The same report cites recurring monthly payments to allegedly “fake” senior advisers and advisory firms.
“As you are undoubtedly aware, corruption poses a significant threat to global economic growth, hinders development, undermines democracy, and provides fertile ground for criminal and terrorist activities,” the 2023 letter states — while directly faulting the Biden-Harris administration for failing to hold Somalia’s leadership accountable.
In a follow-up letter sent Sunday to Somalia’s auditor general, Abib expanded on what he described as the “systemic looting of humanitarian aid funded overwhelmingly by U.S. taxpayers.”
More than $3.5 billion has been allocated to humanitarian assistance in Somalia by international partners — with approximately 90 percent coming from the United States, according to the letter.
Even now, Abib warns, what has been exposed represents only a fraction of the theft.
He says he has provided U.S. officials with a “roadmap” to cut off Somali-linked fraud at its source by rebuilding Somalia’s governing institutions while aligning reforms with President Donald Trump’s America First agenda.
The paper trail, he says, is enormous.
A parliamentary committee compiled more than 400 gigabytes of data detailing itemized government expenditures between July 2022 and June 2023 — a “sample of Somalia government fraud,” as the 2023 letter describes it.
Abib called the funding stream a direct “defrauding of U.S. taxpayers.”
One of the most explosive sections focuses on Somalia’s Disaster Management Agency — the very office supposed to protect starving civilians.
Those payments reportedly totaled $1.53 million over the past 36 months, turning the agency into what the letter calls a “family-controlled criminal enterprise.”
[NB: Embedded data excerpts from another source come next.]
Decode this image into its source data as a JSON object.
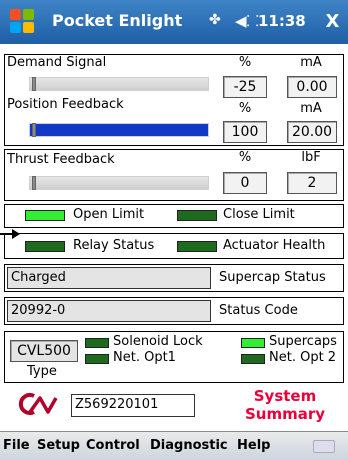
{
  "titlebar": {
    "app_title": "Pocket Enlight",
    "time": "11:38",
    "close_glyph": "X",
    "signal_icon": "signal-icon",
    "volume_icon": "speaker-icon"
  },
  "demand": {
    "label": "Demand Signal",
    "percent_header": "%",
    "ma_header": "mA",
    "percent_value": "-25",
    "ma_value": "0.00"
  },
  "position": {
    "label": "Position Feedback",
    "percent_header": "%",
    "ma_header": "mA",
    "percent_value": "100",
    "ma_value": "20.00",
    "fill_percent": 100
  },
  "thrust": {
    "label": "Thrust Feedback",
    "percent_header": "%",
    "unit_header": "lbF",
    "percent_value": "0",
    "unit_value": "2"
  },
  "limits": {
    "open_label": "Open Limit",
    "close_label": "Close Limit",
    "open_on": true,
    "close_on": false
  },
  "relay": {
    "relay_label": "Relay Status",
    "health_label": "Actuator Health",
    "relay_on": false,
    "health_on": false
  },
  "supercap": {
    "value": "Charged",
    "label": "Supercap Status"
  },
  "status": {
    "value": "20992-0",
    "label": "Status Code"
  },
  "type_panel": {
    "type_value": "CVL500",
    "type_label": "Type",
    "solenoid_label": "Solenoid Lock",
    "supercaps_label": "Supercaps",
    "netopt1_label": "Net. Opt1",
    "netopt2_label": "Net. Opt 2"
  },
  "footer": {
    "serial": "Z569220101",
    "summary_line1": "System",
    "summary_line2": "Summary",
    "accent": "#e8003a",
    "logo_icon": "enlight-logo-icon"
  },
  "menu": {
    "file": "File",
    "setup": "Setup",
    "control": "Control",
    "diagnostic": "Diagnostic",
    "help": "Help",
    "keyboard_icon": "keyboard-icon"
  },
  "colors": {
    "led_on": "#33ee33",
    "led_off": "#1e6a1e",
    "position_fill": "#1238c8",
    "titlebar": "#2b6db5"
  }
}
“This is not incidental nepotism. It is deliberate structural capture, designed to defeat oversight and facilitate theft,” the letter states.
Abib alleges the agency’s chairman amassed multiple properties, luxury vehicles, and frequent international travel — despite being “publicly known in 2022 to lack even the personal means to purchase a cup of coffee.”
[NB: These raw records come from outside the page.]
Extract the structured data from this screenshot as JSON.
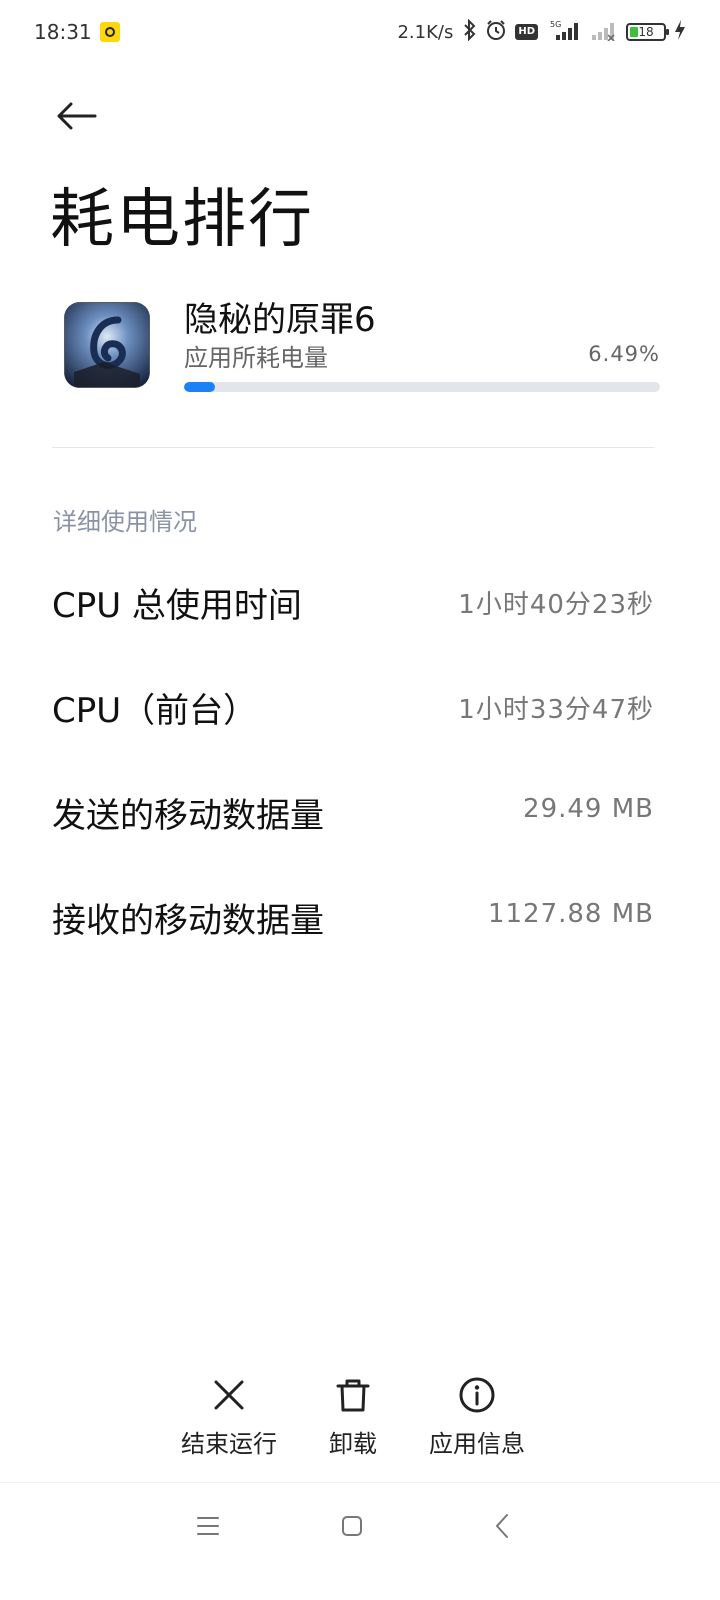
{
  "status_bar": {
    "time": "18:31",
    "speed": "2.1K/s",
    "hd": "HD",
    "battery": "18",
    "icons": [
      "notification-icon",
      "bluetooth-icon",
      "alarm-icon",
      "hd-icon",
      "signal-5g-icon",
      "signal-no-service-icon",
      "battery-icon",
      "charging-icon"
    ]
  },
  "header": {
    "title": "耗电排行"
  },
  "app": {
    "name": "隐秘的原罪6",
    "usage_label": "应用所耗电量",
    "usage_value": "6.49%",
    "usage_fraction": 0.0649,
    "accent_color": "#1a82f7"
  },
  "details": {
    "section_title": "详细使用情况",
    "rows": [
      {
        "label": "CPU 总使用时间",
        "value": "1小时40分23秒"
      },
      {
        "label": "CPU（前台）",
        "value": "1小时33分47秒"
      },
      {
        "label": "发送的移动数据量",
        "value": "29.49 MB"
      },
      {
        "label": "接收的移动数据量",
        "value": "1127.88 MB"
      }
    ]
  },
  "actions": {
    "force_stop": "结束运行",
    "uninstall": "卸载",
    "app_info": "应用信息"
  },
  "nav": {
    "icons": [
      "menu-icon",
      "home-icon",
      "back-icon"
    ]
  }
}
“The Relief Department, which should be the last line of defense for starving citizens,” Abib wrote, “has become the engine of food aid theft.”
According to the letter, funds meant for humanitarian relief “have been captured and monetized” by family-run enterprises. It alleges that three brothers of the chairman of the Somali Disaster Management Agency received monthly “consultancy fees” registered under their wives’ names.
Taken together, Abib’s claims paint a disturbing picture: American taxpayers are funding a foreign government that he says has institutionalized corruption — while U.S. agencies, under the Biden-Harris administration, failed to act as billions flowed out the door.
And now, as Somali-linked fraud rings are being exposed inside the United States, Abib says the same corrupt pipeline is finally being dragged into the light.